前記遺伝子が、ｍｔｌＤ、ｍｔｌＹおよびｍｔｌＺ、またはそれらの組合せから成る群より選択される、請求項４に記載の細胞。
ａ）組換えポリペプチドを発現することができるシュードモナス・フルオレセンス宿主細胞を提供すること；
ｂ）ｉ）配列番号９または配列番号１２；および
ii）配列番号９または配列番号１２に示すヌクレオチド配列と少なくとも９５％の配列同一性を有するヌクレオチド配列
から成る群より選択される核酸配列を含むマンニトール誘導性プロモーターに作動可能に連結された組換えポリペプチドをコードする少なくとも１個の核酸構築物で前記宿主細胞を形質転換すること；
ｃ）前記宿主細胞を増殖培地で増殖させること；
ｄ）前記マンニトール誘導性プロモーターから対象ペプチドの発現を誘導することができる量で炭素源を増殖培地に添加すること；および
ｅ）前記マンニトール誘導性プロモーターを誘導することによって対象組換えポリペプチドを発現すること；および
ｆ）発現された組換えポリペプチドを単離すること
を含み、前記宿主細胞が、前記マンニトール誘導性プロモーターを誘導することができるマンニトールの代謝または分解を阻害するように遺伝的に変化している、シュードモナス・フルオレセンス宿主細胞において組換えポリペプチドを発現するための方法。

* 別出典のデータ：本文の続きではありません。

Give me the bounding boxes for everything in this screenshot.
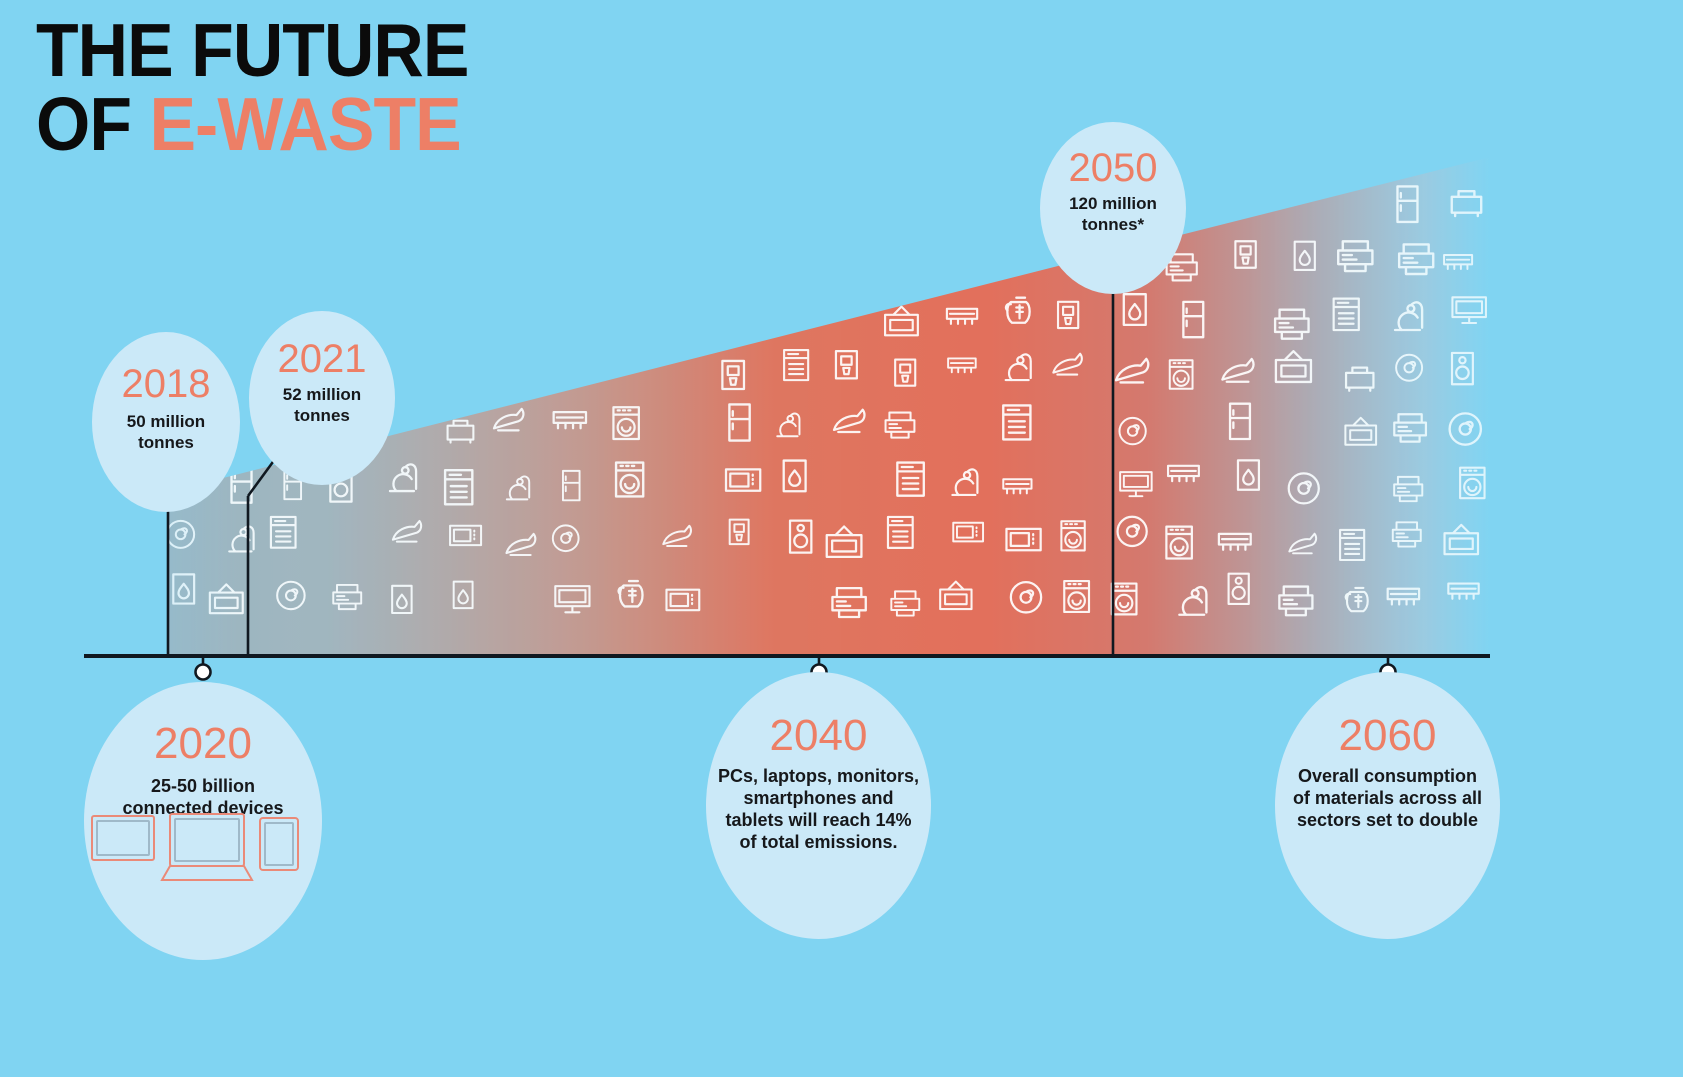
heater-icon bbox=[1124, 294, 1146, 325]
title-line-1: THE FUTURE bbox=[36, 8, 468, 92]
fridge-icon bbox=[1397, 186, 1417, 222]
microwave-icon bbox=[953, 523, 983, 542]
washer-icon bbox=[1166, 527, 1191, 559]
iron-icon bbox=[1116, 359, 1148, 383]
bubble-text-2020-line1: 25-50 billion bbox=[122, 776, 283, 798]
microwave-icon bbox=[450, 526, 481, 545]
iron-icon bbox=[1053, 354, 1081, 375]
bubble-text-2040-line1: PCs, laptops, monitors, bbox=[718, 766, 919, 788]
coffee-icon bbox=[730, 520, 749, 545]
printer-icon bbox=[886, 413, 915, 438]
fan-icon bbox=[167, 521, 194, 548]
aircon-icon bbox=[948, 358, 976, 372]
toaster-icon bbox=[1452, 191, 1481, 216]
bubble-text-2018-line1: 50 million bbox=[127, 412, 205, 433]
aircon-icon bbox=[1219, 534, 1251, 550]
toaster-icon bbox=[448, 421, 474, 443]
bubble-year-2021: 2021 bbox=[278, 339, 367, 379]
vacuum-icon bbox=[507, 476, 529, 499]
dishwasher-icon bbox=[1003, 405, 1030, 439]
dishwasher-icon bbox=[888, 517, 913, 548]
washer-icon bbox=[616, 463, 643, 497]
infographic-canvas: THE FUTUREOF E-WASTE bbox=[0, 0, 1683, 1077]
bubble-year-2060: 2060 bbox=[1339, 714, 1437, 758]
bubble-text-2040-line2: smartphones and bbox=[718, 788, 919, 810]
coffee-icon bbox=[836, 351, 857, 378]
vacuum-icon bbox=[952, 469, 977, 495]
bubble-text-2021-line1: 52 million bbox=[283, 385, 361, 406]
fan-icon bbox=[1450, 413, 1481, 444]
bubble-text-2050-line2: tonnes* bbox=[1069, 215, 1157, 236]
vacuum-icon bbox=[229, 526, 253, 551]
tv-icon bbox=[940, 582, 971, 609]
washer-icon bbox=[613, 407, 638, 439]
title-line-2-plain: OF bbox=[36, 82, 149, 166]
vacuum-icon bbox=[1006, 354, 1031, 380]
aircon-icon bbox=[1168, 466, 1199, 481]
fridge-icon bbox=[232, 467, 252, 503]
bubble-text-2021-line2: tonnes bbox=[283, 406, 361, 427]
tv-icon bbox=[1276, 351, 1311, 382]
vacuum-icon bbox=[1179, 587, 1206, 615]
kettle-icon bbox=[619, 581, 643, 606]
tv-icon bbox=[827, 526, 862, 556]
coffee-icon bbox=[722, 361, 744, 389]
printer-icon bbox=[1338, 241, 1372, 271]
vacuum-icon bbox=[1395, 302, 1422, 330]
bubble-year-2018: 2018 bbox=[122, 364, 211, 404]
connected-devices-icons bbox=[84, 806, 322, 916]
iron-icon bbox=[393, 521, 421, 542]
tv-icon bbox=[1345, 418, 1376, 445]
iron-icon bbox=[663, 526, 691, 546]
printer-icon bbox=[1279, 587, 1312, 616]
fridge-icon bbox=[563, 471, 580, 500]
bubble-text-2050-line1: 120 million bbox=[1069, 194, 1157, 215]
heater-icon bbox=[392, 586, 411, 613]
lower-stem-group bbox=[203, 656, 1388, 666]
heater-icon bbox=[454, 582, 473, 608]
microwave-icon bbox=[1006, 529, 1040, 550]
washer-icon bbox=[1061, 521, 1084, 550]
monitor-icon bbox=[1120, 472, 1152, 496]
printer-icon bbox=[333, 585, 361, 609]
printer-icon bbox=[1399, 244, 1433, 274]
fan-icon bbox=[1119, 418, 1145, 444]
speaker-icon bbox=[790, 521, 811, 553]
dishwasher-icon bbox=[445, 470, 472, 504]
datapoint-bubble-2050[interactable]: 2050 120 million tonnes* bbox=[1040, 122, 1186, 294]
heater-icon bbox=[784, 461, 806, 492]
fridge-icon bbox=[1230, 404, 1250, 439]
fan-icon bbox=[277, 582, 304, 609]
aircon-icon bbox=[1448, 584, 1478, 599]
aircon-icon bbox=[947, 309, 977, 324]
bubble-year-2020: 2020 bbox=[154, 722, 252, 766]
datapoint-bubble-2018[interactable]: 2018 50 million tonnes bbox=[92, 332, 240, 512]
dishwasher-icon bbox=[1334, 299, 1359, 330]
bubble-text-2060: Overall consumption of materials across … bbox=[1293, 766, 1482, 832]
bubble-text-2060-line2: of materials across all bbox=[1293, 788, 1482, 810]
iron-icon bbox=[1289, 534, 1316, 554]
printer-icon bbox=[1394, 414, 1426, 441]
bubble-year-2050: 2050 bbox=[1069, 148, 1158, 188]
laptop-icon bbox=[162, 814, 252, 880]
bubble-text-2060-line3: sectors set to double bbox=[1293, 810, 1482, 832]
monitor-icon bbox=[92, 816, 154, 860]
tv-icon bbox=[885, 307, 918, 336]
coffee-icon bbox=[1058, 302, 1078, 328]
fan-icon bbox=[553, 525, 579, 551]
datapoint-bubble-2040[interactable]: 2040 PCs, laptops, monitors, smartphones… bbox=[706, 672, 931, 939]
iron-icon bbox=[1222, 359, 1253, 382]
monitor-icon bbox=[555, 586, 589, 612]
aircon-icon bbox=[1388, 589, 1419, 605]
bubble-text-2018-line2: tonnes bbox=[127, 433, 205, 454]
bubble-text-2018: 50 million tonnes bbox=[127, 412, 205, 453]
dishwasher-icon bbox=[784, 350, 808, 380]
fridge-icon bbox=[729, 404, 749, 440]
heater-icon bbox=[173, 574, 194, 603]
iron-icon bbox=[494, 409, 523, 431]
bubble-text-2021: 52 million tonnes bbox=[283, 385, 361, 426]
iron-icon bbox=[506, 534, 535, 555]
speaker-icon bbox=[1452, 353, 1473, 384]
kettle-icon bbox=[1346, 588, 1368, 611]
dishwasher-icon bbox=[1340, 530, 1364, 560]
fan-icon bbox=[1396, 355, 1422, 381]
bubble-text-2040: PCs, laptops, monitors, smartphones and … bbox=[718, 766, 919, 854]
printer-icon bbox=[891, 591, 919, 615]
aircon-icon bbox=[1003, 479, 1031, 493]
printer-icon bbox=[1393, 522, 1421, 546]
heater-icon bbox=[1238, 460, 1259, 489]
tv-icon bbox=[210, 584, 243, 613]
bubble-text-2040-line4: of total emissions. bbox=[718, 832, 919, 854]
bubble-text-2060-line1: Overall consumption bbox=[1293, 766, 1482, 788]
printer-icon bbox=[1275, 310, 1308, 339]
heater-icon bbox=[1295, 242, 1315, 270]
bubble-text-2040-line3: tablets will reach 14% bbox=[718, 810, 919, 832]
datapoint-bubble-2060[interactable]: 2060 Overall consumption of materials ac… bbox=[1275, 672, 1500, 939]
bubble-text-2050: 120 million tonnes* bbox=[1069, 194, 1157, 235]
iron-icon bbox=[834, 410, 864, 432]
washer-icon bbox=[1170, 360, 1193, 388]
kettle-icon bbox=[1006, 298, 1030, 323]
marker-knob-2020 bbox=[196, 665, 211, 680]
datapoint-bubble-2021[interactable]: 2021 52 million tonnes bbox=[249, 311, 395, 485]
printer-icon bbox=[1394, 477, 1422, 501]
coffee-icon bbox=[1235, 241, 1255, 267]
tv-icon bbox=[1445, 525, 1478, 554]
washer-icon bbox=[1460, 468, 1484, 499]
tablet-icon bbox=[260, 818, 298, 870]
bubble-year-2040: 2040 bbox=[770, 714, 868, 758]
fridge-icon bbox=[1183, 302, 1203, 337]
toaster-icon bbox=[1346, 368, 1373, 391]
fan-icon bbox=[1118, 517, 1147, 546]
washer-icon bbox=[1064, 581, 1089, 612]
page-title: THE FUTUREOF E-WASTE bbox=[36, 14, 468, 161]
title-line-2-highlight: E-WASTE bbox=[149, 82, 460, 166]
aircon-icon bbox=[1444, 255, 1472, 269]
dishwasher-icon bbox=[897, 463, 923, 496]
vacuum-icon bbox=[777, 414, 799, 437]
speaker-icon bbox=[1229, 574, 1249, 604]
monitor-icon bbox=[1452, 297, 1486, 323]
vacuum-icon bbox=[390, 464, 416, 491]
printer-icon bbox=[832, 588, 865, 617]
microwave-icon bbox=[726, 469, 760, 490]
fan-icon bbox=[1011, 582, 1041, 612]
fan-icon bbox=[1289, 473, 1319, 503]
washer-icon bbox=[1112, 584, 1137, 615]
coffee-icon bbox=[895, 360, 915, 386]
dishwasher-icon bbox=[271, 517, 296, 548]
microwave-icon bbox=[666, 590, 699, 610]
aircon-icon bbox=[554, 412, 586, 428]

前記プロモーターが、ｍｔｌアクチベータータンパク質結合領域として働く核酸配列をさらに含む、請求項６に記載の方法。
前記遺伝的変化が、マンニトールまたはその誘導体もしくは類似体の代謝において必要な遺伝子の突然変異または欠失である、請求項６に記載の方法。
前記遺伝子がｍｔｌオペロンから選択される、請求項７に記載の方法。
前記遺伝子が、ｍｔｌＤ、ｍｔｌＹおよびｍｔｌＺ、またはそれらの組合せから成る群より選択される、請求項９に記載の方法。
前記シュードモナス・フルオレセンス宿主細胞が、マンニトールの代謝または分解を阻害するように遺伝的に変化している、請求項６に記載の方法。